Implementation of models and data analysis
The general aim for our models is to estimate the posterior distribution of parameters of a model where the data are correlated through a phylogenetic relationship for which we have a prior distribution. The two main assumptions of our models are (i) that the phylogenetic trees are ultrametric, so that the correlation matrix is proportional to the variance-covariance matrix and (ii) that evolution can be modelled by a Brownian Motion (BM) process. These assumptions are common in the comparative analysis literature, for example [66], but can be relaxed in some situations, e.g. [57].

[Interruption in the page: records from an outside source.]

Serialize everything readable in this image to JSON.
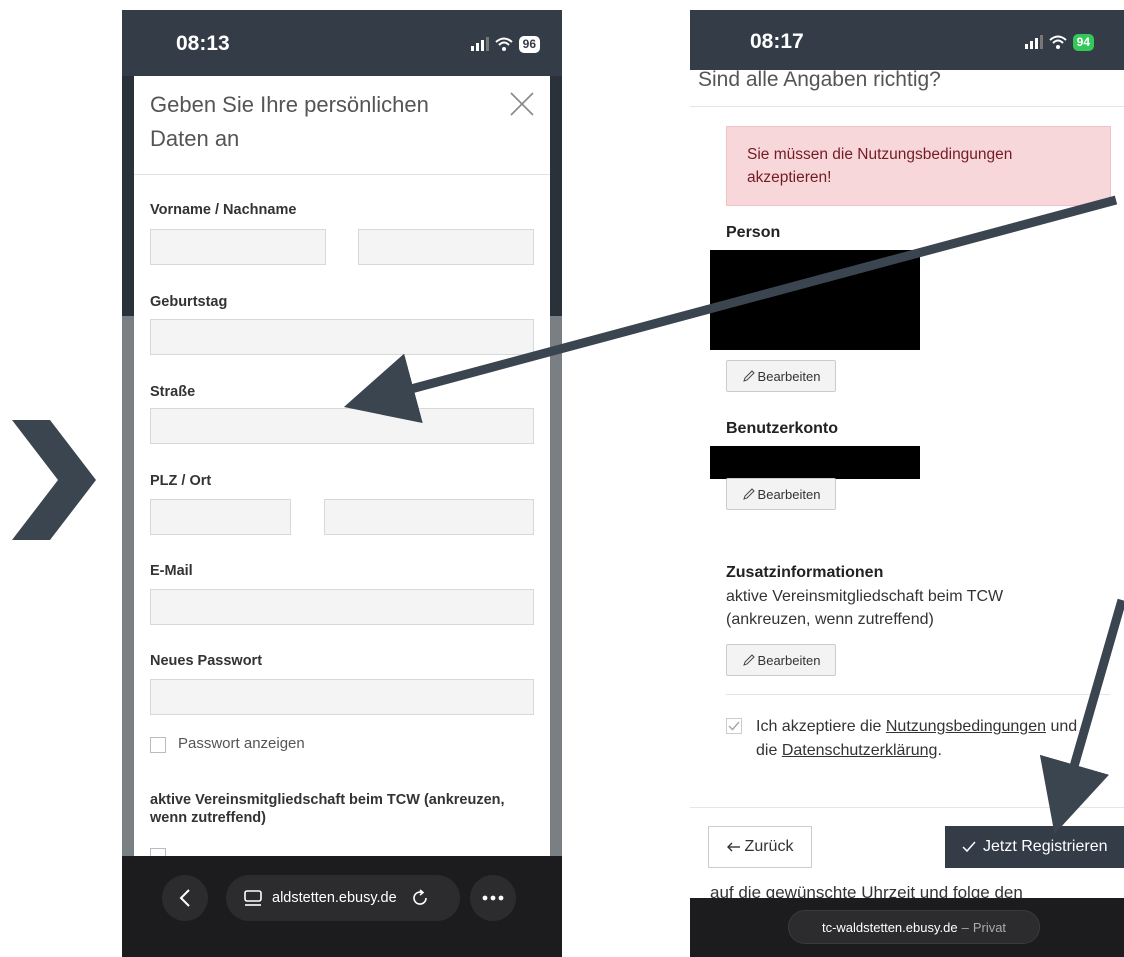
{
  "left_phone": {
    "status": {
      "time": "08:13",
      "battery": "96"
    },
    "modal": {
      "title": "Geben Sie Ihre persönlichen Daten an",
      "fields": {
        "name_label": "Vorname / Nachname",
        "birthday_label": "Geburtstag",
        "street_label": "Straße",
        "zip_city_label": "PLZ / Ort",
        "email_label": "E-Mail",
        "password_label": "Neues Passwort",
        "show_password_label": "Passwort anzeigen",
        "membership_label": "aktive Vereinsmitgliedschaft beim TCW (ankreuzen, wenn zutreffend)"
      }
    },
    "browser": {
      "url": "aldstetten.ebusy.de"
    }
  },
  "right_phone": {
    "status": {
      "time": "08:17",
      "battery": "94"
    },
    "heading_cut": "Sind alle Angaben richtig?",
    "alert": "Sie müssen die Nutzungsbedingungen akzeptieren!",
    "person_label": "Person",
    "account_label": "Benutzerkonto",
    "extra_label": "Zusatzinformationen",
    "extra_text_1": "aktive Vereinsmitgliedschaft beim TCW",
    "extra_text_2": "(ankreuzen, wenn zutreffend)",
    "edit_label": "Bearbeiten",
    "accept_prefix": "Ich akzeptiere die",
    "terms_link": "Nutzungsbedingungen",
    "accept_mid": "und",
    "accept_line2_prefix": "die",
    "privacy_link": "Datenschutzerklärung",
    "accept_suffix": ".",
    "back_label": "Zurück",
    "register_label": "Jetzt Registrieren",
    "bottom_cut_text": "auf die gewünschte Uhrzeit und folge den",
    "browser": {
      "url": "tc-waldstetten.ebusy.de",
      "separator": "–",
      "mode": "Privat"
    }
  },
  "colors": {
    "accent": "#333c47",
    "alert_bg": "#f8d7da",
    "alert_text": "#721c24"
  }
}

We used the statistics software R [67] for data handling in association with OpenBUGS 3.0.3 [68] for Markov Chain Monte Carlo (MCMC) computation. MCMC algorithms use iterative draws to sample from an unknown target distribution, and thereby learn about its properties. In our case, the target is the marginal posterior distribution of parameters in our model. In each step, a draw is made of a new value for one parameter, conditional on the data and current values of all the other parameters in the model. Over a sufficiently large number of iterations, the algorithm converges to the marginal distribution of the parameters, see [33, 69]. The samples following this initial period of convergence (the ’burn in’) can be used for inference on the parameters. The three kinds of algorithm currently used by OpenBUGS are the Gibbs sampler [70, 71], the Metropolis-Hastings algorithm [72, 73] and the slice sampler [74]. After prior sensitivity analysis, we decided to use an inverse-Gamma(1,1) prior distribution for variance components. This prior helped to avoid autocorrelation and had little influence on our results (see Figure 8 for example). However, we do not recommend such an informative prior without preliminary analysis of prior sensitivity.
MCMC algorithms sometimes exhibit excessive autocorrelation among successive values in the chain, leading to inefficient sampling of the full parameter space if the dependence among samples extends for more than a few iterations. If the autocorrelation is high for a parameter, it may be necessary to let the simulation run longer and take a subsample of the MCMC output. We discuss autocorrelation issues for each model, below, along with other features of their application.
We report ’ppp-values’ (posterior predictive p-values) as an indicator of probabilities of the observed data, under the best-fit model; and ’sppp-values’ (species ppp-values, for each species) as an indicator of the under or overdispersion in replicate datasets generated under the best-fit model (see "Model checking" section).